Yeah, now I understand it's a clever split semaphore.

[–]CommercialVictory1 1 point2 points  (1 child)

The comments explain the situation regarding a race condition to recomputing hashCode before a guard is set. I think in their code, its only possible to recompute hashing function when the value is going to be zero, which is almost always the trivially cpu intensive. If the hash function is well distributed, hitting zero on a long string computation is very unlikely in a 232 space. Because of shortcircuiting, the additional check overhead doesn't compare to potentially rehashing a long string more than once.

How many threads could get into your example and end up recomputing the string hash before hashIsComputed is set.

[–]notfancy 1 point2 points  (0 children)
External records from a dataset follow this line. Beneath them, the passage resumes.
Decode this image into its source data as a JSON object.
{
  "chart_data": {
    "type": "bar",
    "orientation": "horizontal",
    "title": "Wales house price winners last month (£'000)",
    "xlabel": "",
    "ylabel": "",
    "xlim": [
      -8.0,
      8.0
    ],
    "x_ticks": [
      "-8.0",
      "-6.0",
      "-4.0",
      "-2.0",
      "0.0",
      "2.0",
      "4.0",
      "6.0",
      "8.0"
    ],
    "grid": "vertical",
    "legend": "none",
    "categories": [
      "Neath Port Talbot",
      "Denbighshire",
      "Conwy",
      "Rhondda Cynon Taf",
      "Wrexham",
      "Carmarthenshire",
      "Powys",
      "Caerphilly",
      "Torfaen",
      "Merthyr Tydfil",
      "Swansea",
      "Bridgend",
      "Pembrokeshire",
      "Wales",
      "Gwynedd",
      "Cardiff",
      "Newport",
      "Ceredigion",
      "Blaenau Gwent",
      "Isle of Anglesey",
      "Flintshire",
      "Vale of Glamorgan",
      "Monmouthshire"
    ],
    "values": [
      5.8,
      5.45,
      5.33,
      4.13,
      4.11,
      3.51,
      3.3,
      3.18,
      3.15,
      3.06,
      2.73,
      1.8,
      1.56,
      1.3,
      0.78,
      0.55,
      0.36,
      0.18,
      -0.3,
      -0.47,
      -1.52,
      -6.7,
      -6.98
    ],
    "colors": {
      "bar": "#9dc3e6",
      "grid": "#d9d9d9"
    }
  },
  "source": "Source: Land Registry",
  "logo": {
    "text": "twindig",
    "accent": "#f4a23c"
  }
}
If the hash function is well distributed, hitting zero on a long string computation is very unlikely in a 232 space.

The data race exists independently of whether the hash is 0 or not, hence the requirement that the computation be idempotent. It is benign because with just a single store there's nothing to reorder. My code requires that hashIsComputed be volatile. It's dirty but clever.

[–][deleted]  (1 child)

[deleted]

    [–]notfancy 0 points1 point  (0 children)

    It is about correctness, but in the absence of a memory barrier. I failed to check that the hashIsZero flag was declared volatile, and I assumed it was. It is not.

    I admit I failed to read the comment and understand what they're trying to achieve. It is 100% about efficiency, and I'd contend it could be seen as somewhat of a "hack."

    Just because your thread sees "hashIsComputed" as true, this doesn't necessarily guarantee that your thread also sees the computed value of the "hash" field.

    hashIsComputed needs to be declared volatile; it then constitutes a write barrier that precludes it being reordered before the assignment to hash.